Auch der Deutsche tritt, wenn die Ressourcen knapper werden, den Weg in die Steinzeit an: Die im Juni veröffentlichte Pride-Studie des Ipsos-Instituts für Markt- und Sozialforschung misst einen Rückgang der Unterstützung für LGBTQ-Rechte: »Seit 2021 ist die Akzeptanz für die Ehe für alle und Regenbogenfamilien in Deutschland … stark gesunken.« Das nutzt nicht nur die AfD, die sich auf einem Höhenflug befindet (siehe das Interview mit Gideon Botsch auf Seite 3), sondern auch die Schwesterpartei CDU. Deren Bundestagsabgeordneter Jens Spahn warf in einem Interview mit der »Welt am Sonntag« der Regierung vor, bei ihrem »Kulturkampf« die Lebensentwürfe vieler Menschen herabzusetzen: »Millionen Menschen bekommen von einer großstädtisch geprägten Elite vermittelt, dass sie falsch leben«, dass sie das »falsche Auto«, das »falsche Haus«, die »falsche Heizung« und überhaupt falsche Vorstellungen hätten: »Selbst die Ansicht, ein Mann hat einen Penis und eine Frau nicht, gilt inzwischen in Teilen der Ampelkoalition als problematisch.« Es sei die »selbsternannte ›progressive‹ Ampelkoalition, die ein Fass nach dem anderen aufmacht: das Selbstbestimmungsgesetz, die Streichung der Abtreibung aus dem Strafgesetzbuch, die Freigabe von Cannabis, ein neues Staatsbürgerschaftsrecht in Zeiten von Rekordmigration«. Wer das nicht wolle, sei noch lange kein Nazi, da müsse man differenzieren: »Die Verwischung der Begriffe rechts und rechtsradikal ist dabei nicht hilfreich. Wer ein Problem mit der Ehe für alle hat, ist noch lange nicht radikal oder schwulenfeindlich.« Sondern nur jemand, den Spahns Partei »zur Mitte hin« integrieren könne – schließlich ist diese Mitte dort, wo das Selbstbestimmungsgesetz, die Streichung der Abtreibung aus dem Strafgesetzbuch, die Freigabe von Cannabis und ein neues Staatsbürgerschaftsrecht im Fass bleiben: »Wir als Union machen das nicht von uns aus zum Thema, wir forcieren diese Debatten nicht. Aber als bürgerliche Opposition können wir nicht schweigen, wenn die Regierung den gesellschaftlichen Frieden gefährdet«, vor allem »in diesen wirtschaftlich und sozial sowieso schon unsicheren Zeiten«.

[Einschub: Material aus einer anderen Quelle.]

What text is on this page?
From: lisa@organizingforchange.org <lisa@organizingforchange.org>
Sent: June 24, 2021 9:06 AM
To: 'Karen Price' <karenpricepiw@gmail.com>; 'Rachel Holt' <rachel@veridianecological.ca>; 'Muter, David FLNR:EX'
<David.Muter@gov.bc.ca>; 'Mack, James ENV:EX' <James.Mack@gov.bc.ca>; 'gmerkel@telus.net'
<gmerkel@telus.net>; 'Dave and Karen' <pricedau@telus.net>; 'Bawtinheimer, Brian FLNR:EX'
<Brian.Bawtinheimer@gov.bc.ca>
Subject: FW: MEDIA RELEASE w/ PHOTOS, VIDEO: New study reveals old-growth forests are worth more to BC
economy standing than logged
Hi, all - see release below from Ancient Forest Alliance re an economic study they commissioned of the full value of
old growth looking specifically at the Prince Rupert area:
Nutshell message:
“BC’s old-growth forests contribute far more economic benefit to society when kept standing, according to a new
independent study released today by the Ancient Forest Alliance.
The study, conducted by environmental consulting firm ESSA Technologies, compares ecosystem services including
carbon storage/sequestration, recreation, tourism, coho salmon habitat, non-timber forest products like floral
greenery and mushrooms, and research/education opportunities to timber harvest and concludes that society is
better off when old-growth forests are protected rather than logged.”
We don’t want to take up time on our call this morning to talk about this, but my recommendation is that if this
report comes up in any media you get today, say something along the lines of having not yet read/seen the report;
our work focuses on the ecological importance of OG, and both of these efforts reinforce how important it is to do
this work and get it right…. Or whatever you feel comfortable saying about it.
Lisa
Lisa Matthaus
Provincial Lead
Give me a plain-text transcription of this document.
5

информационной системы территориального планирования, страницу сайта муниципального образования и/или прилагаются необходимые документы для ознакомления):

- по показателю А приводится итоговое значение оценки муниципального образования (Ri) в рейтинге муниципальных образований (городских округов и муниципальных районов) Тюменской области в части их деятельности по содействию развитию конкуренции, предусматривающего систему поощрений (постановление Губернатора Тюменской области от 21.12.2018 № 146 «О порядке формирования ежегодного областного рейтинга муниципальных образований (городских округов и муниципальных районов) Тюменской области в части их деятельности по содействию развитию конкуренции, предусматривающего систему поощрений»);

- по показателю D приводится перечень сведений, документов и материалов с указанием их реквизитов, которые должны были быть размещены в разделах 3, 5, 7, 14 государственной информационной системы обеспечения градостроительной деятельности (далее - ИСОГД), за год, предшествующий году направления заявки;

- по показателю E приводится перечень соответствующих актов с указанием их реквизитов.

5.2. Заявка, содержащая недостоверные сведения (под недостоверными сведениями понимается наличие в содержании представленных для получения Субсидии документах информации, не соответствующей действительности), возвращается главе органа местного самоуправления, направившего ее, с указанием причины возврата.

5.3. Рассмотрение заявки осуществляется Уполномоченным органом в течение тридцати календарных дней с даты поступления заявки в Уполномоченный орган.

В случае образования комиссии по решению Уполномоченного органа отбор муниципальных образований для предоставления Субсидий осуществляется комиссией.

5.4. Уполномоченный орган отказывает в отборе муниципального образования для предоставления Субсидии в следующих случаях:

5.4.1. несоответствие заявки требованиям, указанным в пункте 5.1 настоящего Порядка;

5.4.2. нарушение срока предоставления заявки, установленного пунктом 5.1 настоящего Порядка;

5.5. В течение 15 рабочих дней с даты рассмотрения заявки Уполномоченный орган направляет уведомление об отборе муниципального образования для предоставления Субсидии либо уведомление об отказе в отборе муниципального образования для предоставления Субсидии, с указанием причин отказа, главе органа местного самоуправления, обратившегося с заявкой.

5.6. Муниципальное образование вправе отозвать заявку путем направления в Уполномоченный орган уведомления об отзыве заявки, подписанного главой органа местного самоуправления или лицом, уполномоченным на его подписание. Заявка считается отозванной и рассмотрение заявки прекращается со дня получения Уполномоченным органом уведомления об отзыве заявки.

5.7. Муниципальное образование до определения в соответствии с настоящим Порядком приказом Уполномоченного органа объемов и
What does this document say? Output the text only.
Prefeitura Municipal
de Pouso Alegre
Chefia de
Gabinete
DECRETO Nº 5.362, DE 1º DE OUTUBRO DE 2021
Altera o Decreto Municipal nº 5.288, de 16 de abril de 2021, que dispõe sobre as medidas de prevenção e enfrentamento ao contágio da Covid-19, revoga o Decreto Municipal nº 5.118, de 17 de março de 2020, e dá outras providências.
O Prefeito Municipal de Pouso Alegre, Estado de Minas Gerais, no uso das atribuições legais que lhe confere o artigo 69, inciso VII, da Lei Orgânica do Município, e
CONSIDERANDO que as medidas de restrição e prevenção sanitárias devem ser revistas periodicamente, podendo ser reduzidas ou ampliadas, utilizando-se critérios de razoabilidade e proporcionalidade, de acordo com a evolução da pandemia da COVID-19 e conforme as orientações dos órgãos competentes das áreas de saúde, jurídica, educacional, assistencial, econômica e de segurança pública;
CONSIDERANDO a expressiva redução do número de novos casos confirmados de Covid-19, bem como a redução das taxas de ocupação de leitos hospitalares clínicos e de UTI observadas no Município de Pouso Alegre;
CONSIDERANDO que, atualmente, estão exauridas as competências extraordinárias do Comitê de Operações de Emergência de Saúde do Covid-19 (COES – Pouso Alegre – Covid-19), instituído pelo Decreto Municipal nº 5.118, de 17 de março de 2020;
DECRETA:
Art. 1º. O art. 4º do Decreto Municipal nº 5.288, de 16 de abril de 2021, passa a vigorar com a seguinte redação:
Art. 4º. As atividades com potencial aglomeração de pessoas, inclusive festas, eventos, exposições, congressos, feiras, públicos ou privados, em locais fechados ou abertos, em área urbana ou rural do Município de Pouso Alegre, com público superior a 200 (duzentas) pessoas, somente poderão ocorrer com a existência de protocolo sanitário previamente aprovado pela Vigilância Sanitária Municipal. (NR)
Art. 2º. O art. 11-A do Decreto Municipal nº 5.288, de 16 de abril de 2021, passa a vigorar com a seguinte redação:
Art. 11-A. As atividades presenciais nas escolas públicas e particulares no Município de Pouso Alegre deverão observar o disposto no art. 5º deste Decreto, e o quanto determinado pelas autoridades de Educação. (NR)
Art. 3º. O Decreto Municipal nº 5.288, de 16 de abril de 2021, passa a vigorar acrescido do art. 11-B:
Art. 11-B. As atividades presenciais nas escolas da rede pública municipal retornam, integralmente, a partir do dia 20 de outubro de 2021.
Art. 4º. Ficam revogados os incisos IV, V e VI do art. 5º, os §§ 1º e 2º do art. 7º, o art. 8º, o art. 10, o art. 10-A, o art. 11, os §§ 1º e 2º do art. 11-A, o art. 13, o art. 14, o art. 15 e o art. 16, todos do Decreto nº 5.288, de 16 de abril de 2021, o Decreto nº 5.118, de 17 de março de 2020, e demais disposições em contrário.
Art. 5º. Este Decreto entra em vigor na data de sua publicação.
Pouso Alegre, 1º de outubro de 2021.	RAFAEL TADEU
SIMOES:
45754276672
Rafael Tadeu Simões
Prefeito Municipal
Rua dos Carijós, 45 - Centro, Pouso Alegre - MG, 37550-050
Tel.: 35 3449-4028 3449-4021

Auf die »unsicheren Zeiten« bereitet Deutschland sich nicht nur durch verstärkte Hetze gegen Transmenschen, Schwule, Frauen und Migranten, durch die Abschaffung des Asylrechts, die Militarisierung der EU-Außengrenzen und eine Forcierung der globalen Aufrüstung vor, sondern auch durch das Bestreben, politischen Widerstand und Protest zu erschweren, ja möglichst abzuschaffen. Die Art und Weise, in der Staatsgewalt und Mob gegen denkbar harmlose Formen des Protests vorgehen, beschreibt Peter Bierl auf Seite 27.

Weil Ernst Kahl zu unserem Bedauern noch nicht genesen ist, hat sich Wenzel Storch bereit erklärt, ihn bis zu seiner Gesundung zu vertreten (siehe Seite 40). Die Redaktion dankt Wenzel Storch und wünscht Ernst Kahl weiterhin gute Besserung!